The process of qualifying for the trial was a lengthy one, requiring repeated tests and scans, along with enough paperwork to level a redwood forest.
But finally, the waiting was over. The trial would begin with a morning dose of two innocent-looking capsules, along with a daily log that required me to record the every-day details of the experiment. I barely paid attention when they mentioned some of the side effects I might encounter.
The trial started on a Tuesday.
For a few days, everything seemed normal.
Then, suddenly, it didn't.
I'm not going to go into the gory details of why the clinical trial and I didn't end up like a match made in heaven. Suffice it to say the side effects were--for me, at least--really, really unpleasant.  They left me pretty beat up, both mentally and physically.
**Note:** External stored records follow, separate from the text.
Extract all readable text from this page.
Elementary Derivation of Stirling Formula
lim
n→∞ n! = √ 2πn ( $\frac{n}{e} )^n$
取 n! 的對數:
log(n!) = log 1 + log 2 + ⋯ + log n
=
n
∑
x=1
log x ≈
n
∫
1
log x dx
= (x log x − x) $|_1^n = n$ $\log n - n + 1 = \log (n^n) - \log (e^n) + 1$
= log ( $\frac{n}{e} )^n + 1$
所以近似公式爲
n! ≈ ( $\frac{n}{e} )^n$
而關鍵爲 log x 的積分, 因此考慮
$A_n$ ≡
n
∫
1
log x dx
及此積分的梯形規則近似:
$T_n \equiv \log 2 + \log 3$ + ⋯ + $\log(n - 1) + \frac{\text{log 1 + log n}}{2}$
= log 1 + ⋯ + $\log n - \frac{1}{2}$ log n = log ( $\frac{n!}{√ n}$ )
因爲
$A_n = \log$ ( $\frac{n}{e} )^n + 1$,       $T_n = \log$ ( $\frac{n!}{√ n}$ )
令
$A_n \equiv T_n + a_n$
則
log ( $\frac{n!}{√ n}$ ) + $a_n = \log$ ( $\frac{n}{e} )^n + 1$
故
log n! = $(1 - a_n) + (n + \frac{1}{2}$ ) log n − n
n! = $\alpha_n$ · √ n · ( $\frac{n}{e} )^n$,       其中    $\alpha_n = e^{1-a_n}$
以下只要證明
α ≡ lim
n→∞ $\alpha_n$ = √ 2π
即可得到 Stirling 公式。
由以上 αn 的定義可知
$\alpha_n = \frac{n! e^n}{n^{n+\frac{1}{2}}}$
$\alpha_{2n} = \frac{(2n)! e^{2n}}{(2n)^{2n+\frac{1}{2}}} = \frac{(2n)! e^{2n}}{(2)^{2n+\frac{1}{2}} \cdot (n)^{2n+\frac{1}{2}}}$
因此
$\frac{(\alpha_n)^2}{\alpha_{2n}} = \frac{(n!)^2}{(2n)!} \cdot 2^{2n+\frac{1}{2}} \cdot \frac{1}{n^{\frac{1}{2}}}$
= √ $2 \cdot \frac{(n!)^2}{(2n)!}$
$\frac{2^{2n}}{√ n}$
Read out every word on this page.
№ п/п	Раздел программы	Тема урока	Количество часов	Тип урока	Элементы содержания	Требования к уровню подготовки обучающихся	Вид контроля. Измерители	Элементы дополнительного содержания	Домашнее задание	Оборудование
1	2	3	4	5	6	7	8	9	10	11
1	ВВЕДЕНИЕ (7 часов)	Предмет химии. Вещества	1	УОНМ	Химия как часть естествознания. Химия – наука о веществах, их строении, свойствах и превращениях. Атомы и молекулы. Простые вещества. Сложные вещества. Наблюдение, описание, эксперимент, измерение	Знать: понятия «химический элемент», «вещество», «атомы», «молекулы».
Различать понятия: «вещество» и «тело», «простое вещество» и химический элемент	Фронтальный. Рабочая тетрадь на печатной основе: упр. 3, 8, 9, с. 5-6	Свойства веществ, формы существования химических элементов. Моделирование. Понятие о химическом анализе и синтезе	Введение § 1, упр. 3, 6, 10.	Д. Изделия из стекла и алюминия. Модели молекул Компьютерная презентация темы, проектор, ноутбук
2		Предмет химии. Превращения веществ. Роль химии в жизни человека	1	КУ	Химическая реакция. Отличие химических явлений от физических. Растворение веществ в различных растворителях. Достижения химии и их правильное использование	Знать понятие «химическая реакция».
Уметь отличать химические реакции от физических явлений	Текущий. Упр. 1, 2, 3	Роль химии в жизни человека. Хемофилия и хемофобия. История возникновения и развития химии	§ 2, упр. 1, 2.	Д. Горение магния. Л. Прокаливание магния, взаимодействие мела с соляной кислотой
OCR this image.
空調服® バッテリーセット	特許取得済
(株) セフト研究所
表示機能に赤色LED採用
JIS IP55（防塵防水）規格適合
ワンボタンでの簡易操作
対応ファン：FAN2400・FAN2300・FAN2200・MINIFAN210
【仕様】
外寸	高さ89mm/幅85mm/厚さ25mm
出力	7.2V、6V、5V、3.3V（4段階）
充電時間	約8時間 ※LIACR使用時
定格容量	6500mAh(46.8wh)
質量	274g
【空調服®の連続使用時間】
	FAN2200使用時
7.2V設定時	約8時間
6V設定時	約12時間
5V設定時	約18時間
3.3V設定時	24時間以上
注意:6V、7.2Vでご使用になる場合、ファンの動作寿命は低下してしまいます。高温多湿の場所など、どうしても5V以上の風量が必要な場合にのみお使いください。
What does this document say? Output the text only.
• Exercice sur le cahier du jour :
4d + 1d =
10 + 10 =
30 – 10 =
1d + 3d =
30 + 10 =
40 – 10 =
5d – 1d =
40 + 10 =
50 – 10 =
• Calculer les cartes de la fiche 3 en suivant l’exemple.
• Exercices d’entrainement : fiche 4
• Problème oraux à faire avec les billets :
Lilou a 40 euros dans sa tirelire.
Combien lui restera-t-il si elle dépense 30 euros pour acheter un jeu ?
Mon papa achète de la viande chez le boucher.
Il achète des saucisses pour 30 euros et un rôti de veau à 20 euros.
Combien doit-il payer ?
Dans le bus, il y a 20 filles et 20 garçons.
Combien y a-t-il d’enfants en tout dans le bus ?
But I gave it my best shot.
The good folks at Northwestern Memorial Hospital in Chicago assure me I'm not out of options quite yet. Once again, they have astounded us with their astonishing combination of genuine kindness and amazing professionalism. So we'll be taking a look at some of those options over the next few weeks and days. And while we're disappointed things didn't work according to plan, it is, most certainly, not the end of the world.
Meanwhile, it's kind of like those doors.
And like that light.
Because we are both, quite definitely, believers that when one door slams shut, another one slowly swings open.
Just as we know that there will always be a soft light gently glowing at the end of the hallway.